Bijlage 2 bij het boeterapport bevat vijf door de arbeidsinspecteur gemaakte foto’s. Daarop is achtereenvolgens te zien dat [wederpartij] zich in de buurt van het balkon op het dak bevindt, dat [wederpartij] zich verder van het balkon verwijderd op het dak bevindt, dat hij gebukt aan de rand van het dak met een kabel in zijn handen staat die langs de muur naar beneden loopt, dat hij op het muurtje van een ander balkon staat met zijn handen aan de dakrand en dat hij zich achter dit muurtje op dat balkon bevindt. In het bijschrift bij de eerste foto staat dat [wederpartij] op het balkon werkzaam was en vervolgens vanaf het balkon op het dak is geklommen.
De minister heeft het boeterapport ten grondslag gelegd aan de aan [wederpartij] opgelegde boete.

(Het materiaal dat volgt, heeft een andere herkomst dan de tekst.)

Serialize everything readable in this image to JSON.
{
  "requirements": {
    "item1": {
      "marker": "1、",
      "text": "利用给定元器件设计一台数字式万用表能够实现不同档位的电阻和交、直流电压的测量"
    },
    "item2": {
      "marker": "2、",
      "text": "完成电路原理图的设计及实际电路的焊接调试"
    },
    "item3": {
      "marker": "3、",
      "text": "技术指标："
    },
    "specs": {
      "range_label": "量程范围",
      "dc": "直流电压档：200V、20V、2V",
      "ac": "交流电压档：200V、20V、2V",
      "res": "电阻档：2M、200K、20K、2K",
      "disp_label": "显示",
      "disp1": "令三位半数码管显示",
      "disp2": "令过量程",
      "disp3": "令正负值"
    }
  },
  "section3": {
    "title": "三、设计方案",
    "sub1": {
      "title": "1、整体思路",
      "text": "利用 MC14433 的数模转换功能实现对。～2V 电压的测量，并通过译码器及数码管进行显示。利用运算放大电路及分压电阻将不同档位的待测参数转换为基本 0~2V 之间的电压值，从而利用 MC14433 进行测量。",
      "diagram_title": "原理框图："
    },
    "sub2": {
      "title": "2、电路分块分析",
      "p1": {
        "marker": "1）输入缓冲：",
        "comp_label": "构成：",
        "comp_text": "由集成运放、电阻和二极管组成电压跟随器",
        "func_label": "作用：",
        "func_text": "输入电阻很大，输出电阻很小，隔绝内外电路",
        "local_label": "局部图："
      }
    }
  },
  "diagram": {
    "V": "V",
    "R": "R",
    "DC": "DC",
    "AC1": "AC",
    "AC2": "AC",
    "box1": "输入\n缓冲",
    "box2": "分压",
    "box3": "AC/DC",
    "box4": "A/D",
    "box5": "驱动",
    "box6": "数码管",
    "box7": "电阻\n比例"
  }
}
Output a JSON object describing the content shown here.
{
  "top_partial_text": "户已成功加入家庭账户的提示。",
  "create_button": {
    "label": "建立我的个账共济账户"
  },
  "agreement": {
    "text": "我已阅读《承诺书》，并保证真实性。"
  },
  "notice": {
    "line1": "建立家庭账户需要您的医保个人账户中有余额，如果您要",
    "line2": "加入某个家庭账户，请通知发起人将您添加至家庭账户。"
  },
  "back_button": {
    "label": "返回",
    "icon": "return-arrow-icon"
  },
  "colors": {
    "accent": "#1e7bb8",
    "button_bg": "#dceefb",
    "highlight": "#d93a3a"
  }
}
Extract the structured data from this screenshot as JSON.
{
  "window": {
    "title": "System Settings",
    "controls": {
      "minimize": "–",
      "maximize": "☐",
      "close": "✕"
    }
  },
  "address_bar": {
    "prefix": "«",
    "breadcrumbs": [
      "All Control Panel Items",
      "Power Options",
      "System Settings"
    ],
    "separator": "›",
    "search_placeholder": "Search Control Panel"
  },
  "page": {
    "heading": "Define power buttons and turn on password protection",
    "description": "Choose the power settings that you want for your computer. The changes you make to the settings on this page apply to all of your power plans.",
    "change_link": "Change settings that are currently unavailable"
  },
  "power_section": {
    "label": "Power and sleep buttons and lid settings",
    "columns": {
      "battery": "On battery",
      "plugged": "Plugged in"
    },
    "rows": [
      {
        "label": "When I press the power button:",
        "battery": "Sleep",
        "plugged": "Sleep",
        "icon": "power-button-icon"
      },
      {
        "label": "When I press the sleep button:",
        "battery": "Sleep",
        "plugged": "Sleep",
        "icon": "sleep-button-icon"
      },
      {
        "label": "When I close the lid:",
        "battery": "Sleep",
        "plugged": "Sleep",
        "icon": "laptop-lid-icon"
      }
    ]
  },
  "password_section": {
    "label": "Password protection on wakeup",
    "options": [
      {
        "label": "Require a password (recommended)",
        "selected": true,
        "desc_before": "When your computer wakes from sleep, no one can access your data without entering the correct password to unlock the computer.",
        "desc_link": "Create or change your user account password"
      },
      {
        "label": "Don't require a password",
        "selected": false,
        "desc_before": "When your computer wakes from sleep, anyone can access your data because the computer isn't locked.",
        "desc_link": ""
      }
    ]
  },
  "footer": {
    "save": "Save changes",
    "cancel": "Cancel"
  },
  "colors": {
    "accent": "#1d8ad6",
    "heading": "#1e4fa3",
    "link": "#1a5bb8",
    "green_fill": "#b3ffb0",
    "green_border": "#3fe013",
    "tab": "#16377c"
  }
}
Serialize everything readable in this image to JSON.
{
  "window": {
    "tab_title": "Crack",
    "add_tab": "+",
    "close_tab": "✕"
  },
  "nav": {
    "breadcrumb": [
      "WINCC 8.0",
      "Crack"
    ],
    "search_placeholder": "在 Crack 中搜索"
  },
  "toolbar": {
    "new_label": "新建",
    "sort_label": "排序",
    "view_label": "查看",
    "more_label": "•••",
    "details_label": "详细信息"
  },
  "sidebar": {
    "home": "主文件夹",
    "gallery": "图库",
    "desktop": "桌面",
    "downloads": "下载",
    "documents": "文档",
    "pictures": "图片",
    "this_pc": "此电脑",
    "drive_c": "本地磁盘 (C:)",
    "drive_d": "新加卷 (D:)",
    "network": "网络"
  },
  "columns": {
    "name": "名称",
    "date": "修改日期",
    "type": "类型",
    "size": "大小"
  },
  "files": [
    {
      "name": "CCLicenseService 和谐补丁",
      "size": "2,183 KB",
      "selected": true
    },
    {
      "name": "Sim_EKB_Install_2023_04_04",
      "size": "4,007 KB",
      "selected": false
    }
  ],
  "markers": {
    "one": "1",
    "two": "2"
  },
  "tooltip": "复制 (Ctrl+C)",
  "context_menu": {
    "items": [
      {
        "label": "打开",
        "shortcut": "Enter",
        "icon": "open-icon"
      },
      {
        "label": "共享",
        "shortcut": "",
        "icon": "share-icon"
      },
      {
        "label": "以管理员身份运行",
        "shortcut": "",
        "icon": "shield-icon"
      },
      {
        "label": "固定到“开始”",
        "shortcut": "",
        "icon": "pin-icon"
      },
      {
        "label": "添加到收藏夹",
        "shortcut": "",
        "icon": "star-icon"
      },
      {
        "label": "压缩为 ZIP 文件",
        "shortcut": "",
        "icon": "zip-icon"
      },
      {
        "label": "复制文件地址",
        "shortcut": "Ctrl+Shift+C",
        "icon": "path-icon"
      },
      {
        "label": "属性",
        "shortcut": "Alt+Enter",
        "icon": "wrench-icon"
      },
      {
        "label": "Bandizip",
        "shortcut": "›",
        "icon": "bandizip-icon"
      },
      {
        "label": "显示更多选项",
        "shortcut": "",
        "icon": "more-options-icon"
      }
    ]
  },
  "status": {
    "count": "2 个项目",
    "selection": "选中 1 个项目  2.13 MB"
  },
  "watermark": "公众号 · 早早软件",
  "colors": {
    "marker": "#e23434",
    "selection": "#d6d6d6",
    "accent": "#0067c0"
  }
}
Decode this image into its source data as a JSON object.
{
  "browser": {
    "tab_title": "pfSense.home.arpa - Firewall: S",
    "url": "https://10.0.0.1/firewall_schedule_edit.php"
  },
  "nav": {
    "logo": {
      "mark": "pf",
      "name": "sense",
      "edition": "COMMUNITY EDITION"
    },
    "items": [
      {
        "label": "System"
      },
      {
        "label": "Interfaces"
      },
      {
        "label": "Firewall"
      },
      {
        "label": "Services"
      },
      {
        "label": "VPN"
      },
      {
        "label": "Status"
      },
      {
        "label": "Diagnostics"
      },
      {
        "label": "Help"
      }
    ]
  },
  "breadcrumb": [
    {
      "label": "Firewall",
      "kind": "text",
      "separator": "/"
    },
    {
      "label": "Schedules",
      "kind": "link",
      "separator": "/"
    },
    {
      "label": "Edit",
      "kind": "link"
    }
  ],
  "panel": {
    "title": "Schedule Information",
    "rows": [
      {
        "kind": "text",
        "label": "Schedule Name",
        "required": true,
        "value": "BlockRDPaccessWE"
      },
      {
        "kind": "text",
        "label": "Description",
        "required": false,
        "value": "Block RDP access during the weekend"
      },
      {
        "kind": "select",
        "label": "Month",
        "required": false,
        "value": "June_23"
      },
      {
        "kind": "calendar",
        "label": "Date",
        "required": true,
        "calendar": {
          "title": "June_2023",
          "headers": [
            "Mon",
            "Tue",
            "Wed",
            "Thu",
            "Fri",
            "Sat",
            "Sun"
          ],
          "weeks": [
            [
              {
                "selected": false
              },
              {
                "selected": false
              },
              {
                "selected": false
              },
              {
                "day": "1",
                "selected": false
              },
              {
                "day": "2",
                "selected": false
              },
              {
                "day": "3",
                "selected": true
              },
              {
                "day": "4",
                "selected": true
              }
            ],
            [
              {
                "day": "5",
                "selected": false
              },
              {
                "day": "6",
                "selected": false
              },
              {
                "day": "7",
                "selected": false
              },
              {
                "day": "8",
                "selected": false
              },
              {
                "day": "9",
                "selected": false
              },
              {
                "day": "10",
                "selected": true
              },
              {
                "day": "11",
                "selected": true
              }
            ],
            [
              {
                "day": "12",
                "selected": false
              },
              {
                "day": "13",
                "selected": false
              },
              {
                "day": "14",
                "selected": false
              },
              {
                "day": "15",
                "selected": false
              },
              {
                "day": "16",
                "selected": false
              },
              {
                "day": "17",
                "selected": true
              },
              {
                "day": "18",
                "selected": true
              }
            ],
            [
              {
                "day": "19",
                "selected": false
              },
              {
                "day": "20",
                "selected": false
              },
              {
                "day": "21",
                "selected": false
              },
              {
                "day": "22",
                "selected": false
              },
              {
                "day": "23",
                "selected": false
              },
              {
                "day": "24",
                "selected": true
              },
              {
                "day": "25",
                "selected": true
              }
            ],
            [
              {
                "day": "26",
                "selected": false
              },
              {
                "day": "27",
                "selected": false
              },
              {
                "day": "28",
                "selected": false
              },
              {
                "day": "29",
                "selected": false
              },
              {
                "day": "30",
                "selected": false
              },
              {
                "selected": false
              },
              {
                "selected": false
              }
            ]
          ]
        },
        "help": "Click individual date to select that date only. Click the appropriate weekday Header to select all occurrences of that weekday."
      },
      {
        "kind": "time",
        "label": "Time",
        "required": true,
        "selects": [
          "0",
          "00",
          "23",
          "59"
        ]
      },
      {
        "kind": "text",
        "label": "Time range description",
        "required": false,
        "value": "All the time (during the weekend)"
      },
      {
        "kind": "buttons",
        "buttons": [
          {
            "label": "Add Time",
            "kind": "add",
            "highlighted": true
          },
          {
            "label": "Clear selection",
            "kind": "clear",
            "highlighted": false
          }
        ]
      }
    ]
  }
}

3. [wederpartij] heeft in de bestuurlijke fase en in beroep aangevoerd dat hij op het balkon, zittend op zijn knieën en uit het zicht van de arbeidsinspecteur, werkzaamheden aan het verrichten was toen hij geschreeuw hoorde. Vervolgens is hij opgestaan om over de dichte rand van het balkon te zien waar het geschreeuw vandaan kwam. Een persoon, naar later bleek de arbeidsinspecteur, schreeuwde toen naar hem dat hij - degene met het witte T-shirt aan - heel snel naar beneden moest komen. Hij zag de leidinggevende van de schilders naast deze persoon staan. [wederpartij] dacht dat deze persoon een politieagent was, omdat de leidinggevende er stil naast stond en niet reageerde. [wederpartij] dacht dat hij van het werk zou worden weggestuurd en raakte in paniek. Omdat de bewoonster van de woning boodschappen was gaan doen en de balkondeur had afgesloten, heeft [wederpartij] zijn gereedschap en stroomkabelhaspel gepakt en op het dak gegooid en is daarna zelf op het dak geklommen. De haspel heeft hij vanaf de dakrand naar de begane grond laten zakken. Vervolgens is hij via een ander balkon naar de begane grond gegaan. Daar aangekomen heeft de persoon die had geschreeuwd zich kenbaar gemaakt als de arbeidsinspecteur. Op de vraag van de arbeidsinspecteur waarom hij over het dak liep, heeft [wederpartij] geantwoord dat hij begreep dat hij direct naar beneden moest komen en dat, nu de balkondeur op slot was, er geen andere weg was dan via het dak. De arbeidsinspecteur heeft vervolgens geweigerd dit antwoord te noteren. [wederpartij] stelt dat de door hem op het dak verrichte handelingen het directe gevolg zijn geweest van het schreeuwen door de arbeidsinspecteur en dat deze handelingen hem daardoor niet als overtreding kunnen worden verweten.
De aangevallen uitspraak
4. De rechtbank heeft overwogen dat ruimte bestaat voor twijfel aan de juistheid van de conclusie van de minister dat [wederpartij] op het dak arbeid heeft verricht. Het door [wederpartij] gestelde geroep van de arbeidsinspecteur kan aan de in het boeterapport vermelde waarnemingen zijn voorafgegaan. Deze door [wederpartij] gestelde gang van zaken is ter zitting door twee door [wederpartij] naar de zitting meegebrachte informanten, [persoon A] en [persoon B], bevestigd. [wederpartij] heeft verklaard dat ten tijde van belang geen werkzaamheden op het dak hebben plaatsgevonden en heeft foto's van het dak overgelegd. Nu niet is komen vast te staan dat [wederpartij], die op 14 augustus 2013 op het balkon als timmerman werkzaam is geweest, op het dak arbeid heeft verricht, heeft de minister op basis van het boeterapport ten onrechte een boete opgelegd voor overtreding van artikel 3.16, eerste en vijfde lid, van het Arbobesluit, aldus de rechtbank.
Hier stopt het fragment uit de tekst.